De par sa réversibilité thermomécanique (unique en son genre), la machines de Stirling s'est imposée en cryogénie : Une seule machine de ce type peut remplacer une cascade de machines à cycle ORC inverses, avec une moindre dépense énergétique. A noter, dans des domaines connexes, réfrigération et climatisation, les machines de Stirling sont potentiellement intéressantes,

Il est notoire que les tentatives de développement commercial du moteur Stirling ont été pénalisées par une carence de rentabilité à court terme, en particulier face aux fluctuations du contexte économique. Un exemple est particulièrement parlant : Le programme de développement ASE (Automotive Stirling Engine) mené par la NASA/DOE en partenariat avec Mechanical Technology Inc. (MTI) [77]. En 1986 , le moteur "MOD II" (figure 2.17) était considéré comme une réussite technique [71], mature pour un développement pré-commercial. Malgré près de 30 ans de recherche, une amélioration des performances et une baisse drastique des coûts de fabrication [78], qui rendaient ce développement potentiellement réalisable en 1990, la prédominance des moteurs MCI rend la concurrence de tout autre moteur pratiquement impossible sur le marché automobile [79], d'autant plus qu'à l'époque le cours du pétrole était en baisse.

Dans le domaine des faibles différences de températures, le moteur de Stirling affiche de capacités sans pareilles : Quelques degrés de différence de température [80], voire jusqu'à un demi degré [81], suffisent à ces moteurs pour fonctionner. Si ces "gadgets" de puissance dérisoire ont un rendement pratiquement nul, ils suscitent néanmoins un intérêt scientifique et technique certain car ils démontrent la possibilité de réaliser des moteurs compacts à source de chaleur pauvre.

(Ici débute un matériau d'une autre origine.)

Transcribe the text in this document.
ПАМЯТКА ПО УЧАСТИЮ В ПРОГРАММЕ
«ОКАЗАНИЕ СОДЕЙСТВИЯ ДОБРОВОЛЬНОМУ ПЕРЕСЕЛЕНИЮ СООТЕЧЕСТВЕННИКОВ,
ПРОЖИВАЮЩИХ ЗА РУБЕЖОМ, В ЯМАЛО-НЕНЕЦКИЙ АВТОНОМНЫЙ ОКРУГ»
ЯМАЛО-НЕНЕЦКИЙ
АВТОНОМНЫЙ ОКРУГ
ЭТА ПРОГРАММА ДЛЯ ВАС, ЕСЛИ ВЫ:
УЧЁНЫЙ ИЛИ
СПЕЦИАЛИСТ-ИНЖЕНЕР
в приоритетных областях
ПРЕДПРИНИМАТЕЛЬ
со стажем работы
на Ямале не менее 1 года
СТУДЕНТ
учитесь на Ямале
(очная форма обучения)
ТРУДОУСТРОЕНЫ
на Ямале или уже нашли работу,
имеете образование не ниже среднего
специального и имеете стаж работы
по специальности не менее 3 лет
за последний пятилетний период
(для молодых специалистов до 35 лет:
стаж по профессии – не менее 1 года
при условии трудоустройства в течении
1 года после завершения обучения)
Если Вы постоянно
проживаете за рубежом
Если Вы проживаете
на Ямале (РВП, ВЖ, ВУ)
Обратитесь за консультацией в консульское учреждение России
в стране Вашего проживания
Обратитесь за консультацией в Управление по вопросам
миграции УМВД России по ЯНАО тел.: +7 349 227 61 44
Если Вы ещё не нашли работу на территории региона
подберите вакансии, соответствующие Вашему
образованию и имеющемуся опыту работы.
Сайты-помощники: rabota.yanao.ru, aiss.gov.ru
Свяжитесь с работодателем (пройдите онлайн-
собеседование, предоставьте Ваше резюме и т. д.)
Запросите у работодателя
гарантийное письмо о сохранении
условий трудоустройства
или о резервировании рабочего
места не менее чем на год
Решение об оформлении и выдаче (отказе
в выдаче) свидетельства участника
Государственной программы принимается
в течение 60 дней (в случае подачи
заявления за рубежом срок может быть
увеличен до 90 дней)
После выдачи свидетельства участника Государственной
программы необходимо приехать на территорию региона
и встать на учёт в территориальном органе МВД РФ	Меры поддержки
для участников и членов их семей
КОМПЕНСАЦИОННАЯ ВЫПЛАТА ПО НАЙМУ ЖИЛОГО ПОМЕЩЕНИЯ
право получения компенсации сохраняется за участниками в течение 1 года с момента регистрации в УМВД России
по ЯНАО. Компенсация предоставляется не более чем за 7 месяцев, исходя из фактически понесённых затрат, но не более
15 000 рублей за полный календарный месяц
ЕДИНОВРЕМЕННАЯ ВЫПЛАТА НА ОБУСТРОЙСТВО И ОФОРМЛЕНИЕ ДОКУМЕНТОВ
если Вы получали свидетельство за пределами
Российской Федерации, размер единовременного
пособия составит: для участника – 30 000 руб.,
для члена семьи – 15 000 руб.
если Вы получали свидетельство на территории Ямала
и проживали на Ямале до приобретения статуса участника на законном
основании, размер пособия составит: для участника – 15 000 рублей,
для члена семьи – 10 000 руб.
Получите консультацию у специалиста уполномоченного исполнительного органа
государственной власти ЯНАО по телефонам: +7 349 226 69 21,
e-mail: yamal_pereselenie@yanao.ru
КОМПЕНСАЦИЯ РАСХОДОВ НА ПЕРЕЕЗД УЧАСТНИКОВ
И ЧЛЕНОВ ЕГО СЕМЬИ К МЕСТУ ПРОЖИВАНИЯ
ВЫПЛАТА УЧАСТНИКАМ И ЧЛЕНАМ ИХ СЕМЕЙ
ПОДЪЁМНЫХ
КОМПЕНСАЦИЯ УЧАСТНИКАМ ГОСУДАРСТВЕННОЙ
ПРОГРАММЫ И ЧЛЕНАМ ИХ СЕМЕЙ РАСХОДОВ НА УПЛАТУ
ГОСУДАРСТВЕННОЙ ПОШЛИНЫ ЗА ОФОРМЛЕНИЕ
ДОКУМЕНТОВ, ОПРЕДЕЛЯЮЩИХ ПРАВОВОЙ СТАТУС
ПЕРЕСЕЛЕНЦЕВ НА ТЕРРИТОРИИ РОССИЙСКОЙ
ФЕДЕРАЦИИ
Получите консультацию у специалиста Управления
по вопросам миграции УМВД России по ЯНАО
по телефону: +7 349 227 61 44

De nombreux moteurs expérimentaux ont été conçus durant les vingt dernières années, dont la vocation est la valorisation de rejets thermiques à basse et moyenne température [82] [83] [84] [85], l'utilisation d'énergie solaire [86] [87] [88] [89] [90] pour alimenter des petits systèmes (figures 1.17 et 1.18) et d'autres applications plus spécifiques (figure 2.18) [91] [92] pour des puissances plus importantes.

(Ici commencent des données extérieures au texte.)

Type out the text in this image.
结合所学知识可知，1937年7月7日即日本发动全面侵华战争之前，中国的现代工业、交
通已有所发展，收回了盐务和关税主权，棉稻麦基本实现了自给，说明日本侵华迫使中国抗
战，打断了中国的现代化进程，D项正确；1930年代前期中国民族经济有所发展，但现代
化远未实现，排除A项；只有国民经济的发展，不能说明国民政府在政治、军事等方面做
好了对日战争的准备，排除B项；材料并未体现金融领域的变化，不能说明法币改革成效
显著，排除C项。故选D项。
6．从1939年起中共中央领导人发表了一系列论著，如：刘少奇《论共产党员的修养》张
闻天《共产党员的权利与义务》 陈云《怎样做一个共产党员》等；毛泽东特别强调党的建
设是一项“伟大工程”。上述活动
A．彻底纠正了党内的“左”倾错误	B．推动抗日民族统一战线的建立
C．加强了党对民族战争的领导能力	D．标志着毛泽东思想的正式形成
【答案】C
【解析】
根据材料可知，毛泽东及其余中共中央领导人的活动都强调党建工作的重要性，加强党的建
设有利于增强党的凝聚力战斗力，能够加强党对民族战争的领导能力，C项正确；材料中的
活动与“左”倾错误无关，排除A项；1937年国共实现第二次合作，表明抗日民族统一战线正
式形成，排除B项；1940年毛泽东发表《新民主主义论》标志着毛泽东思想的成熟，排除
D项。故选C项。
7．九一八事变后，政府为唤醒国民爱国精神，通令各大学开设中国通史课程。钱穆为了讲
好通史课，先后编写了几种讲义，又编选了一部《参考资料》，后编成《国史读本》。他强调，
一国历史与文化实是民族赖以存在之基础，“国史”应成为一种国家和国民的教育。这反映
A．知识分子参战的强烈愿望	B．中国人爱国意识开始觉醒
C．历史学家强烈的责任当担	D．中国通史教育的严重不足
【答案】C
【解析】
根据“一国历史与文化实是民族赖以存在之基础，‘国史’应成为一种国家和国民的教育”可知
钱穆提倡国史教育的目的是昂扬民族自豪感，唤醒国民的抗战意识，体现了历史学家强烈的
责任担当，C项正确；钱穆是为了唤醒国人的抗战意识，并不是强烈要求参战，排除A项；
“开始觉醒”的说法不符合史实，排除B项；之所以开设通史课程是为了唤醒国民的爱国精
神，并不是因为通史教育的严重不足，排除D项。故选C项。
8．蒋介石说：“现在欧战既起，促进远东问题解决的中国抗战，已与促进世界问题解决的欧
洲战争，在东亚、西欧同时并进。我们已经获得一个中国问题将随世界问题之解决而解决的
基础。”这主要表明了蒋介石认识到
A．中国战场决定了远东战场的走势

Figure 2.18 : Générateur expérimental composé de deux modules MSPL / générateur en opposition : Prévu pour des applications spatiales, dimensionné pour une puissance continue de 2×12,5kWe. L'alimentation thermique moyenne température (solaire ou nucléaire) se fait dans la partie centrale par un sel fondu ; deux générateurs linéaires sont logés dans les extrémités de l'appareil, le tout étant hermétique. Un module testé sous 75 bars d'hélium (mi-puissance) produit 6,5kWe avec des sources chaude à 630K, un puits froid à 315K et un rendement global de 20% . (NASA / MTI, 1986)

S'il n'existe pas aujourd'hui de moteur commercial spécifiquement conçu pour les basses et moyennes températures au dessus de l'ambiance, le moteur de Stirling a dans ce domaine des avantages certains :

L'absence d'organes de commande interne (clapets ou soupapes) permet l'usage de mécaniques simples.

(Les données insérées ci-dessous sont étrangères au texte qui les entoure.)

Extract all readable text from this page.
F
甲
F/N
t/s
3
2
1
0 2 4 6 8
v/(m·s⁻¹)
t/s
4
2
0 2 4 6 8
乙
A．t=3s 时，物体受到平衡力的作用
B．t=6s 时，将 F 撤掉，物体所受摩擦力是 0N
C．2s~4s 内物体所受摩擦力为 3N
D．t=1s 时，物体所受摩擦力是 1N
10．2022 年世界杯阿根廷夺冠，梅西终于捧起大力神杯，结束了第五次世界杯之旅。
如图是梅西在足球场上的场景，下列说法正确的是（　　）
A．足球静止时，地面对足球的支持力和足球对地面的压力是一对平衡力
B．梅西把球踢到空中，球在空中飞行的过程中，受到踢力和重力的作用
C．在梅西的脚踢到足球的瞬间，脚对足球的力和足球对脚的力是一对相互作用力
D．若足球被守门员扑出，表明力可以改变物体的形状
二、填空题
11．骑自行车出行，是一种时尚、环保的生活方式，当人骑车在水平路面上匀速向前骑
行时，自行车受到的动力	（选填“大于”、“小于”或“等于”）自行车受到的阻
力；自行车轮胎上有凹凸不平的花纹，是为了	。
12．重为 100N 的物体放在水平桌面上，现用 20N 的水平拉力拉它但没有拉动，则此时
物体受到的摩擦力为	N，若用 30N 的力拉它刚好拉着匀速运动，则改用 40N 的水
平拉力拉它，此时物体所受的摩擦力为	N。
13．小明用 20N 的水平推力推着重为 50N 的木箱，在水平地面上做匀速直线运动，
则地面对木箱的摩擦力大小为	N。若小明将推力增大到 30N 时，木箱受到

Le caractère inversable des machines de Stirling, à la manière des moteurs électriques, laisse entrevoir la possibilité d'une gestion intelligente et économique de l'énergie thermique : Une machine composée de plusieurs modules indépendants pourrait être une solution pour pallier aux variations soudaines de la demande d'électricité, chaque module pouvant passer rapidement de moteur à récepteur (frein moteur à récupération thermique), en limitant en amont la consommation d'énergie thermique et contribuant également à la protection du matériel électrique contre les surcharges.